“Shiraz (sekarang Iran), selain sebagai kota metropolis yang memukau juga banyak melahirkan generasi orang-orang suci.”
–O–
Dalam bukunya yang berjudul Rihlah¸ Ibnu Bathuthah memberikan porsi yang cukup panjang mengenai kerberadaan orang-orang suci di Shiraz dan sekitarnya. Beberapa nama yang disebut oleh Ibnu Bathuthah di antaranya adalah Ahmad bin Musa Kazhim, Syekh Majd ad-Din Ismail, Syekh Abdallah ibnu Khafif, as-Sa‘di (penyair besar Persia), dan Syekh Abu Ishaq al-Kazaruni (seorang tokoh penyebar Islam dan sangat dihormati oleh orang-orang China dan India).

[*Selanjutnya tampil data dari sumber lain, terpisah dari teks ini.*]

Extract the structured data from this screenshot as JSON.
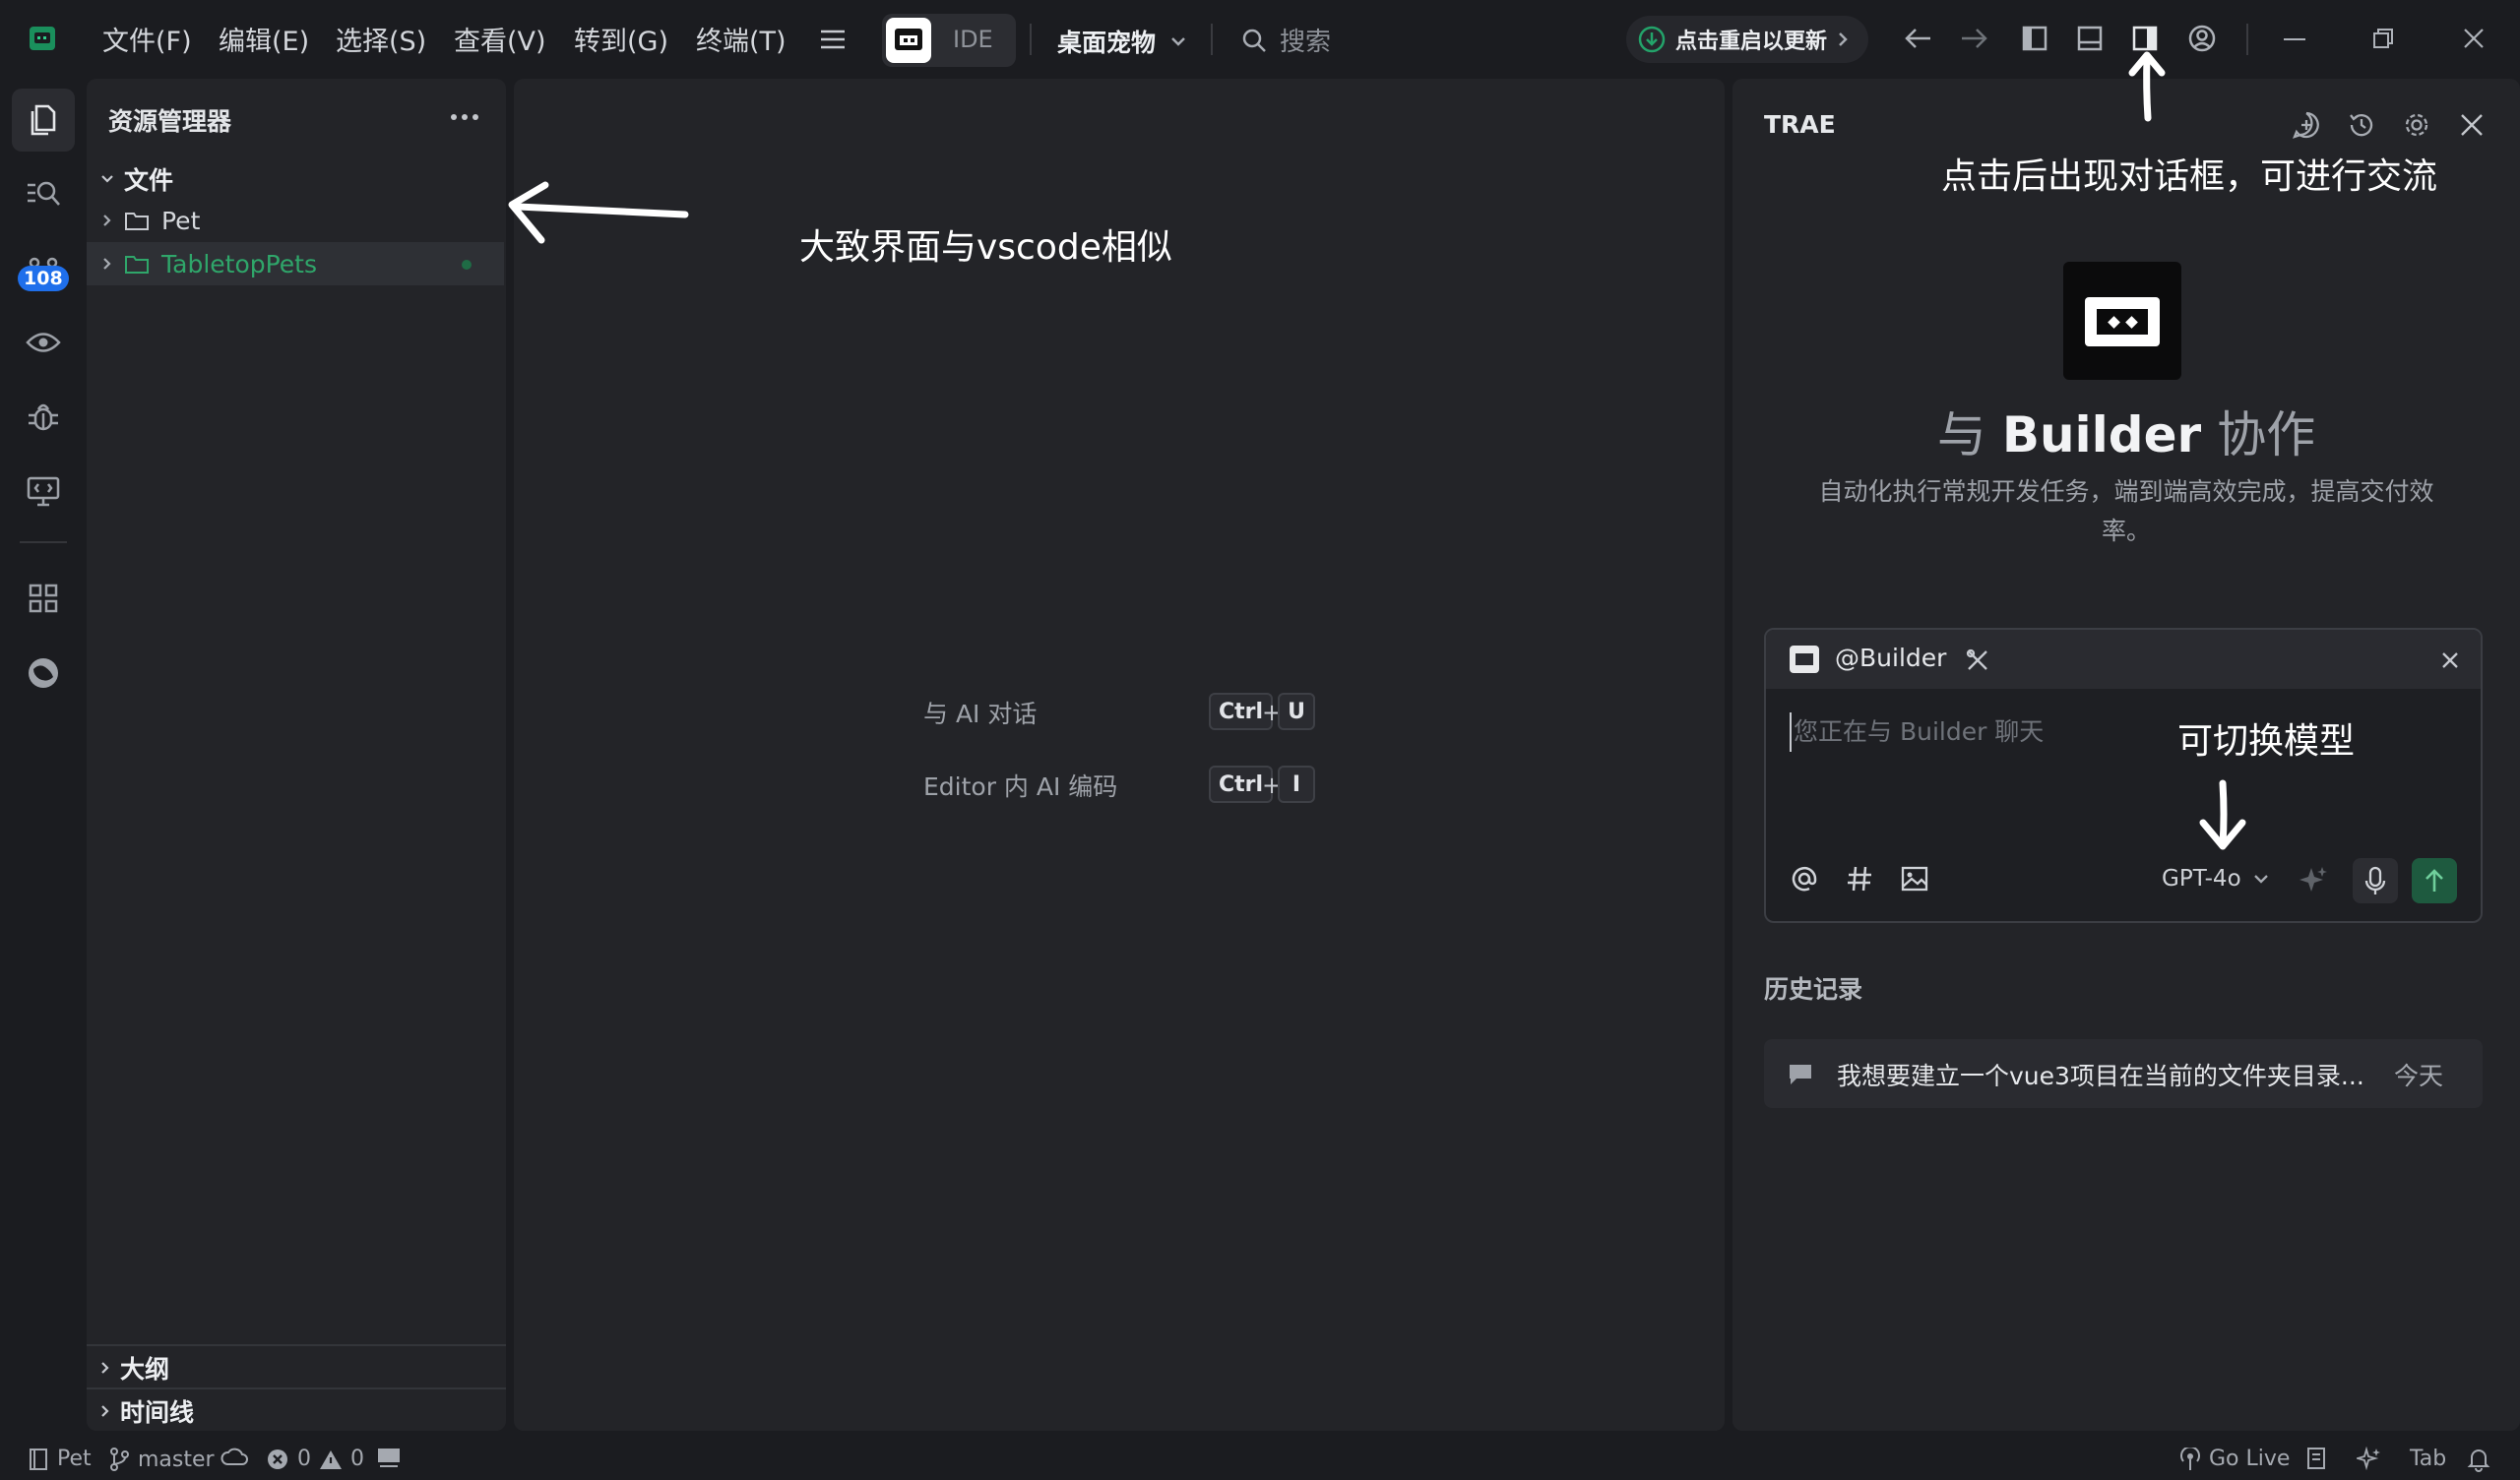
{
  "menu": [
    "文件(F)",
    "编辑(E)",
    "选择(S)",
    "查看(V)",
    "转到(G)",
    "终端(T)"
  ],
  "mode_label": "IDE",
  "project": "桌面宠物",
  "search_placeholder": "搜索",
  "update_label": "点击重启以更新",
  "explorer": {
    "title": "资源管理器",
    "section": "文件",
    "items": [
      {
        "label": "Pet",
        "active": false
      },
      {
        "label": "TabletopPets",
        "active": true
      }
    ],
    "outline": "大纲",
    "timeline": "时间线"
  },
  "activity": {
    "badge": "108"
  },
  "editor": {
    "shortcuts": [
      {
        "label": "与 AI 对话",
        "mod": "Ctrl",
        "key": "U"
      },
      {
        "label": "Editor 内 AI 编码",
        "mod": "Ctrl",
        "key": "I"
      }
    ]
  },
  "chat": {
    "title": "TRAE",
    "hero_prefix": "与",
    "hero_name": "Builder",
    "hero_suffix": "协作",
    "description": "自动化执行常规开发任务，端到端高效完成，提高交付效率。",
    "agent_tag": "@Builder",
    "input_placeholder": "您正在与 Builder 聊天",
    "model": "GPT-4o",
    "history_title": "历史记录",
    "history": [
      {
        "text": "我想要建立一个vue3项目在当前的文件夹目录...",
        "time": "今天"
      }
    ]
  },
  "status": {
    "workspace": "Pet",
    "branch": "master",
    "errors": "0",
    "warnings": "0",
    "go_live": "Go Live",
    "tab": "Tab"
  },
  "annotations": {
    "explorer_note": "大致界面与vscode相似",
    "panel_note": "点击后出现对话框，可进行交流",
    "model_note": "可切换模型"
  },
  "colors": {
    "accent_green": "#23a36a",
    "folder_active": "#2fa66a",
    "badge_blue": "#1f6feb",
    "send_button": "#1e5a3f"
  }
}
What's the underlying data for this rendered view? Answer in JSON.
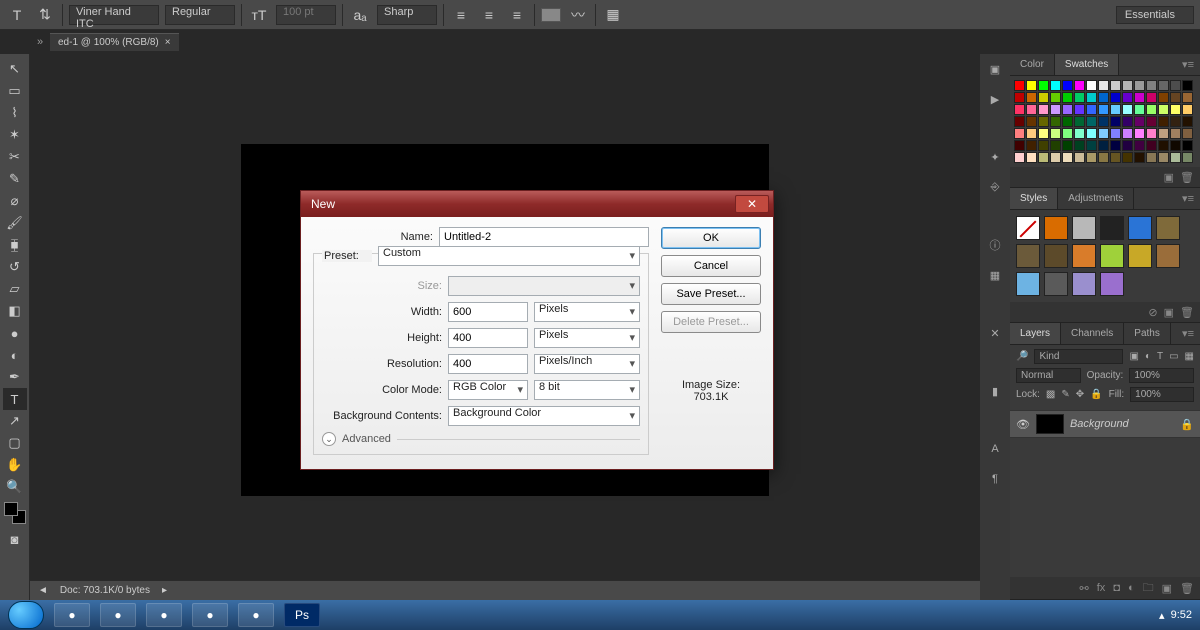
{
  "workspace": "Essentials",
  "options": {
    "font_family": "Viner Hand ITC",
    "font_style": "Regular",
    "font_size": "100 pt",
    "antialiasing": "Sharp"
  },
  "document": {
    "tab_title": "ed-1 @ 100% (RGB/8)",
    "status_doc": "Doc: 703.1K/0 bytes"
  },
  "dialog": {
    "title": "New",
    "name_label": "Name:",
    "name_value": "Untitled-2",
    "preset_label": "Preset:",
    "preset_value": "Custom",
    "size_label": "Size:",
    "width_label": "Width:",
    "width_value": "600",
    "width_unit": "Pixels",
    "height_label": "Height:",
    "height_value": "400",
    "height_unit": "Pixels",
    "resolution_label": "Resolution:",
    "resolution_value": "400",
    "resolution_unit": "Pixels/Inch",
    "color_mode_label": "Color Mode:",
    "color_mode_value": "RGB Color",
    "color_depth": "8 bit",
    "bg_contents_label": "Background Contents:",
    "bg_contents_value": "Background Color",
    "advanced_label": "Advanced",
    "image_size_label": "Image Size:",
    "image_size_value": "703.1K",
    "ok": "OK",
    "cancel": "Cancel",
    "save_preset": "Save Preset...",
    "delete_preset": "Delete Preset..."
  },
  "panels": {
    "color_tab": "Color",
    "swatches_tab": "Swatches",
    "styles_tab": "Styles",
    "adjustments_tab": "Adjustments",
    "layers_tab": "Layers",
    "channels_tab": "Channels",
    "paths_tab": "Paths",
    "layer_kind": "Kind",
    "blend_mode": "Normal",
    "opacity_label": "Opacity:",
    "opacity_value": "100%",
    "lock_label": "Lock:",
    "fill_label": "Fill:",
    "fill_value": "100%",
    "bg_layer_name": "Background"
  },
  "swatch_colors": [
    "#ff0000",
    "#ffff00",
    "#00ff00",
    "#00ffff",
    "#0000ff",
    "#ff00ff",
    "#ffffff",
    "#e6e6e6",
    "#cccccc",
    "#b3b3b3",
    "#999999",
    "#808080",
    "#666666",
    "#4d4d4d",
    "#000000",
    "#c00000",
    "#cc6600",
    "#cccc00",
    "#66cc00",
    "#00cc00",
    "#00cc66",
    "#00cccc",
    "#0066cc",
    "#0000cc",
    "#6600cc",
    "#cc00cc",
    "#cc0066",
    "#804000",
    "#664422",
    "#996633",
    "#ff3366",
    "#ff6699",
    "#ff99cc",
    "#cc99ff",
    "#9966ff",
    "#6633ff",
    "#3366ff",
    "#3399ff",
    "#66ccff",
    "#99ffff",
    "#66ff99",
    "#99ff66",
    "#ccff66",
    "#ffff66",
    "#ffcc66",
    "#660000",
    "#663300",
    "#666600",
    "#336600",
    "#006600",
    "#006633",
    "#006666",
    "#003366",
    "#000066",
    "#330066",
    "#660066",
    "#660033",
    "#402000",
    "#332211",
    "#221100",
    "#ff8080",
    "#ffcc80",
    "#ffff80",
    "#ccff80",
    "#80ff80",
    "#80ffcc",
    "#80ffff",
    "#80ccff",
    "#8080ff",
    "#cc80ff",
    "#ff80ff",
    "#ff80cc",
    "#bfa080",
    "#a08060",
    "#806040",
    "#400000",
    "#402000",
    "#404000",
    "#204000",
    "#004000",
    "#004020",
    "#004040",
    "#002040",
    "#000040",
    "#200040",
    "#400040",
    "#400020",
    "#201000",
    "#100800",
    "#000000",
    "#ffd0d0",
    "#ffe0c0",
    "#bbbb77",
    "#ddccaa",
    "#eeddbb",
    "#ccbb99",
    "#aa9966",
    "#887744",
    "#665522",
    "#443300",
    "#221100",
    "#887755",
    "#998866",
    "#aabb99",
    "#778866"
  ],
  "style_colors": [
    "none",
    "#d96c00",
    "#b8b8b8",
    "#222",
    "#2a74d6",
    "#7f6a3a",
    "#6b5a3a",
    "#5c4a2a",
    "#d97c2a",
    "#9fd13a",
    "#c8a827",
    "#9a6d3a",
    "#6db3e3",
    "#5a5a5a",
    "#9a8fce",
    "#9a6fce"
  ],
  "taskbar": {
    "time": "9:52"
  }
}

Artikel kali ini akan membahas dua di antara mereka, yaitu Syekh Majd ad-Din Ismail dan Syekh Abdallah ibn Khafif. Pada waktu itu Syekh Majd ad-Din Ismail masih hidup dan Ibnu Bathuthah sempat menemuinya, sementara Syekh Abdallah ibn Khafif sudah meninggal dan Ibnu Bathuthah hanya berziarah ke makamnya. Berikut ini kisahnya:
Syekh Majd ad-Din Ismail
Penduduk Baghdad, Shiraz, dan Isfahan memiliki kecenderungan untuk membangkang terhadap perintah penguasa setempat. Menyadari hal tersebut, penguasa pada waktu itu, Sultan Khudabanda, hendak memanggil masing-masing Qadi dari ketiga kota tersebut. Oleh Sultan, para Qadi dianggap orang yang berpengaruh terhadap perilaku penduduk kota. Qadi yang pertama kali dipanggil adalah Syekh Majd ad-Din Ismail, Qadi kota Shiraz.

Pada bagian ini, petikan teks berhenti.